Last week I mentioned that I wanted to comment on Maggie Gallagher’s piece on the marriage debate for it angered me greatly when I read it (of course reading this ultra-conservative approach will always anger me so I don’t know why I do it). Of course, there’s a whole blog related to the topic at marriagedebate.com.

Apparently, losing the marriage argument ‘means losing the idea that children need mothers and fathers’. How? Why does the fact that you allow same-sex couples to marry suddenly mean heterosexual couples won’t form unions and families (married or not) and somehow deprive children of their parents?
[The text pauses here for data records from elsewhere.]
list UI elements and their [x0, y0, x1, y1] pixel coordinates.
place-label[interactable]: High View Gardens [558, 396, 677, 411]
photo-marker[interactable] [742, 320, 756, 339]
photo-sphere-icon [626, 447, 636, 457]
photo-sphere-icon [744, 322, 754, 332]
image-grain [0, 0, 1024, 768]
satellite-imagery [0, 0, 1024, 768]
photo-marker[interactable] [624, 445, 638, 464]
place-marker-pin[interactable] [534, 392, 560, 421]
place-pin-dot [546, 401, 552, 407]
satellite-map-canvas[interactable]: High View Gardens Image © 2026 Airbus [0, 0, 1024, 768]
And how do you get to “The consequences of our current retreat from marriage is not a flourishing libertarian social order, but a gigantic expansion of state power and a vast increase in social disorder and human suffering”?

There is a huge misunderstanding here. Why is it always assumed that, by allowing same-sex couples to form recognised partnerships, that everybody else will stop. It’s not as if all the straight people in the world are suddenly going to decide not to marry because another group of people can. Why would they? If Maggie’s quoted ‘marriage recovery’ exists then it is from a change in the way people relate to each other and not because gay couples can not marry. It’s not a choice of one or the other for gay couples. They will not form heterosexual marriages because they can’t have a legally binding partnership of their own. They will simply continue to suffer.

I believe I have a reasonably wide circle of friends both gay and straight. Of all the gay couples I know many have been together for a very long time. By allowing those couples to marry we do not stop children from having mothers and fathers nor suddenly see an expansion of state power.

So, why are traditional marriage supporters so afraid?